Chhaya snapped her fingers, and I opened my eyes.
‘Don’t go there,’ Chhaya said, as if she had read my mind. ‘We don’t know the truth, babe. We only have her version, what she chose to reveal.’
‘Why did she say he hit on her first up? Why didn’t she just tell me the truth?’
‘Because she didn’t want you to know the truth. “He hit on me” was her half-arsed attempt to be a friend while carrying on with your boyfriend.’
I took a deep breath.
‘He didn’t tell you either, Bae,’ she said after a while.
‘I know, but we were not in touch at that point, Bae.’ Chhaya sometimes called me ‘Bae’ and I enjoyed turning it on her. Completely original.
‘Like for what? Two months? Which was the most traumatic period of your life.’
‘He did try to get in touch.’
‘But when you called and messaged, he didn’t respond.’
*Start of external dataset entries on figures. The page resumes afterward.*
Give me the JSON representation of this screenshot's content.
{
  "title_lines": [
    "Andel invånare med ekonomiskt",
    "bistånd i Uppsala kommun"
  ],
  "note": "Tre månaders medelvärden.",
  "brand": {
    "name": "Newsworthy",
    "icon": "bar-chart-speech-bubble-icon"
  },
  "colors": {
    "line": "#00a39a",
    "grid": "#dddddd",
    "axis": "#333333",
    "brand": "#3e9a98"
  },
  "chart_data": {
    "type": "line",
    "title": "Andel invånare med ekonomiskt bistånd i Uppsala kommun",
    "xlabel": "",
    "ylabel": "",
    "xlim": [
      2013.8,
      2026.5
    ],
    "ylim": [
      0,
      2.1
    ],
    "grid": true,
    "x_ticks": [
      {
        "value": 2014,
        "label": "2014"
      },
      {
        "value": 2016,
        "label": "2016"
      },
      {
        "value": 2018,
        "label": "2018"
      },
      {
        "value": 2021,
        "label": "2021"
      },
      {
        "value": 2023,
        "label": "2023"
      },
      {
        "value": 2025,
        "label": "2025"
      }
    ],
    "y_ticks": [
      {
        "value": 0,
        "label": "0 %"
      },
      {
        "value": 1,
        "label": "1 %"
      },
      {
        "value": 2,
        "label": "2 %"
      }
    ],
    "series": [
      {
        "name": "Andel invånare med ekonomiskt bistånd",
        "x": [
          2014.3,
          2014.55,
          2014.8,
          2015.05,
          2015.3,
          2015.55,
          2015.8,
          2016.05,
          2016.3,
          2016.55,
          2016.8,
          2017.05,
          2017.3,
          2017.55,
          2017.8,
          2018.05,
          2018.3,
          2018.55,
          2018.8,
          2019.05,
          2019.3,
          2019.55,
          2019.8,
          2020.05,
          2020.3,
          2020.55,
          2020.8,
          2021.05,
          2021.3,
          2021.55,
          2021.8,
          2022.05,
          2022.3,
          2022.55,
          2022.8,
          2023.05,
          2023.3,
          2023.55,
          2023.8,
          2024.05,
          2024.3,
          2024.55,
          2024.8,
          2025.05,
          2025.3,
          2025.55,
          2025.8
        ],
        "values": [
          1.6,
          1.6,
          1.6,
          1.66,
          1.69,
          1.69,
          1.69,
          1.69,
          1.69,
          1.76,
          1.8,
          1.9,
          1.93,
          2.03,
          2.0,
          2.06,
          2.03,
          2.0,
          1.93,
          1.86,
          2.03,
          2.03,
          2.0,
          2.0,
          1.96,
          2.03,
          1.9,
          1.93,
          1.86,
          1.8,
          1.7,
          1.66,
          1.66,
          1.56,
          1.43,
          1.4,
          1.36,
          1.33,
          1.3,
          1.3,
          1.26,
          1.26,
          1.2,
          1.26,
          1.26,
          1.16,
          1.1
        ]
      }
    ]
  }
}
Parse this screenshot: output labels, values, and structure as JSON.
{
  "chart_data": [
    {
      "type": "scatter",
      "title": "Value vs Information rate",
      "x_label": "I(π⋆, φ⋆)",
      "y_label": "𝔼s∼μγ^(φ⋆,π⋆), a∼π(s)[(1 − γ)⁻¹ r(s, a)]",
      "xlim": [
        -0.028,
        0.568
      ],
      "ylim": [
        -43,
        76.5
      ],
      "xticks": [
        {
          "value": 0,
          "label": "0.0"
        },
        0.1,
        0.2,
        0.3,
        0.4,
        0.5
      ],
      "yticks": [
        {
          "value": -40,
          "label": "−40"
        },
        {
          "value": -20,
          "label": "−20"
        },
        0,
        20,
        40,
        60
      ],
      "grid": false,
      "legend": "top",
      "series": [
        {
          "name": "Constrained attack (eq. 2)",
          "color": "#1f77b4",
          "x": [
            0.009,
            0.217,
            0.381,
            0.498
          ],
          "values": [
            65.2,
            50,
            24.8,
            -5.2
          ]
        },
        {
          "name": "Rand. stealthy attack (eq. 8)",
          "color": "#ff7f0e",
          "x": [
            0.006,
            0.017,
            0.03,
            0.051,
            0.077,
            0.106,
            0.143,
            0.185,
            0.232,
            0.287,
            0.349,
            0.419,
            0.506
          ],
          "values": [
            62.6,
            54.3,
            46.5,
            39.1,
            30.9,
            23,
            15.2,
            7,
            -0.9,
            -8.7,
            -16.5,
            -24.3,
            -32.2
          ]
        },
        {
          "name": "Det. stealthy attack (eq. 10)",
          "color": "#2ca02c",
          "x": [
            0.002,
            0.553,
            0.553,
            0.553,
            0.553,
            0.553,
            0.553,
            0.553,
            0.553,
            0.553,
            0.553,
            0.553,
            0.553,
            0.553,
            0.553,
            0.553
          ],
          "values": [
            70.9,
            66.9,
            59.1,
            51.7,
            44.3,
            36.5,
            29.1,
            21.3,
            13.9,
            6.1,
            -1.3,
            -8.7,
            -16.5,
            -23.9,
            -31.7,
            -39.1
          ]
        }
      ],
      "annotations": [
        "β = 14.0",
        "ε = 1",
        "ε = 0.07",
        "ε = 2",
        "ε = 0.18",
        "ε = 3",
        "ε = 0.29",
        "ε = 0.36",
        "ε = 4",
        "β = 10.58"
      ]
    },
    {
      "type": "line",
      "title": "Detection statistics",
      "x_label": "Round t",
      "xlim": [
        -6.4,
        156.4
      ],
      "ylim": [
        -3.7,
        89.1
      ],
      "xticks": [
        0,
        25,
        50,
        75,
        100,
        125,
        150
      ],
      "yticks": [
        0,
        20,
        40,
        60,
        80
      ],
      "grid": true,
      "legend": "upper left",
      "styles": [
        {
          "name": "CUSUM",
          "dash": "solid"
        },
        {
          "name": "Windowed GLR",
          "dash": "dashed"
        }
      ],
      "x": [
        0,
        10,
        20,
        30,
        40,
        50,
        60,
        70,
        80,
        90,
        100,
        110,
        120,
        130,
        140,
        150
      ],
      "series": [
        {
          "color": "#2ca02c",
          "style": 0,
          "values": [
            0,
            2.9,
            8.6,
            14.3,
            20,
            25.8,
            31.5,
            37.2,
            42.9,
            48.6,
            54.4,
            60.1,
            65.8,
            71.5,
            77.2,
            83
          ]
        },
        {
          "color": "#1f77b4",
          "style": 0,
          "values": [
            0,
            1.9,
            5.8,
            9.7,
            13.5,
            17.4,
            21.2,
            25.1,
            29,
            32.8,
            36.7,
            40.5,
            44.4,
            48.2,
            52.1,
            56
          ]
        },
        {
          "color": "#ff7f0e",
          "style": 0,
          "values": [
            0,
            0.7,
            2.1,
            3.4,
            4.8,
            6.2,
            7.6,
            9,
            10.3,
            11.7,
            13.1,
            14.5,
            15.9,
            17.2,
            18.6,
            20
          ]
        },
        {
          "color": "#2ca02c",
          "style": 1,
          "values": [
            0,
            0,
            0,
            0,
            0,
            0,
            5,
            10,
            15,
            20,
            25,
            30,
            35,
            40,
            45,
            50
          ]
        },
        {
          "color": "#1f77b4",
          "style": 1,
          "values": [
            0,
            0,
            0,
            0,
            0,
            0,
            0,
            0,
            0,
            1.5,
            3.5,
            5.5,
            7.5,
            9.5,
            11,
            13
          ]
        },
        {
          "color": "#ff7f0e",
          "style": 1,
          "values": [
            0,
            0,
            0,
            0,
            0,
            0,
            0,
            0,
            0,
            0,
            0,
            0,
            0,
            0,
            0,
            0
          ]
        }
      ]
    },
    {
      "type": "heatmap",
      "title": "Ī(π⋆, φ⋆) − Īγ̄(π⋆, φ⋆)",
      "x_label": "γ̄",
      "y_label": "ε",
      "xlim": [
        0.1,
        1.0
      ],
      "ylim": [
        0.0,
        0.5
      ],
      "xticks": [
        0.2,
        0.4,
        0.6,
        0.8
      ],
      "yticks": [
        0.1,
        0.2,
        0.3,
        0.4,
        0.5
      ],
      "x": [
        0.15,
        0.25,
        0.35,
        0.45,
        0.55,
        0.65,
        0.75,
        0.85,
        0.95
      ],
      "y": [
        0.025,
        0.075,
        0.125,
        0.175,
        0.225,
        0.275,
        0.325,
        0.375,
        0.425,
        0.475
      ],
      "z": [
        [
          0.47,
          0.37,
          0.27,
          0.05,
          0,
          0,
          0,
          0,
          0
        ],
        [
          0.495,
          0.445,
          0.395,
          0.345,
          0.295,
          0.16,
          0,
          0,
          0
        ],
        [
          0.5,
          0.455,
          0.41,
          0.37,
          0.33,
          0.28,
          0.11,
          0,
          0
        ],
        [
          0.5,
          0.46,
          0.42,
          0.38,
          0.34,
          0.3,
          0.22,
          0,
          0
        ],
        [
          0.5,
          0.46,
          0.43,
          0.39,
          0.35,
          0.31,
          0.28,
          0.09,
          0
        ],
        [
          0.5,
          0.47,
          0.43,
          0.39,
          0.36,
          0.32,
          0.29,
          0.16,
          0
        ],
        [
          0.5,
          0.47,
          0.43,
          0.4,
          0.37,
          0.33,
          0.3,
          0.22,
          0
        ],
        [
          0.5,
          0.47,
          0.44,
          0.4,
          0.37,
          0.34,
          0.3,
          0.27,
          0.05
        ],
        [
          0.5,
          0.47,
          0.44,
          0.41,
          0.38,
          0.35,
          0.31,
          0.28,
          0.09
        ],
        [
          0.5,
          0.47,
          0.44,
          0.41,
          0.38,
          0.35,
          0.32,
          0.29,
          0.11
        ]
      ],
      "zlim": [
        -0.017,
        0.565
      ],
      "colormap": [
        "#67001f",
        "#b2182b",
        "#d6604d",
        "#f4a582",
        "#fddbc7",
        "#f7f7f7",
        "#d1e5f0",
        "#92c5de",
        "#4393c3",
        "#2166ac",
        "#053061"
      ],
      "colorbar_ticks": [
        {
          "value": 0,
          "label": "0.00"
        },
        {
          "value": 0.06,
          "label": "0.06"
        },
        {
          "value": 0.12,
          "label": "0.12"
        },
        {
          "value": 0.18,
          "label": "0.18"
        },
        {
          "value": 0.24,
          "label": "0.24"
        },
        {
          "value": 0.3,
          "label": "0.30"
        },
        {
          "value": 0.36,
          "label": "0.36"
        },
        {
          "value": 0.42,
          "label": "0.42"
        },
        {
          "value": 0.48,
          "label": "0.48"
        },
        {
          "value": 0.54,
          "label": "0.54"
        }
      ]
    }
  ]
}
They hadn’t thought about me, not my best friend, not the love of my life. That was hard to swallow.
‘That’s what happens when two people get together. They’re not thinking of the mess they’re leaving in their wake.’
My fingers were drumming on the armrest, soft, the dissonant notes of a dull ache.
Chhaya had long raised questions about my childhood friendship, just as my mother had.
Why was it that what Meena did for you always more than what you did for her? Just because there was a price tag attached?
Chhaya laid the cards on the table. A little carelessly.
There was Meena Iyer and there was the image, a gilded frame – sophisticated, generous, loyal, kind. The two – who she was and who she liked the world to see her as – were inconsistent. But so thorough was that drill that she actually believed the picture was her.
Meena liked to think of herself as a gentle soul who reached out to those in need. She’d get out of her chauffeur-driven car and help a blind man cross the street. She pointed out potholes to kids. But that was what she did in the public eye. What about her private, private self? Who was she when the doors closed and she was alone?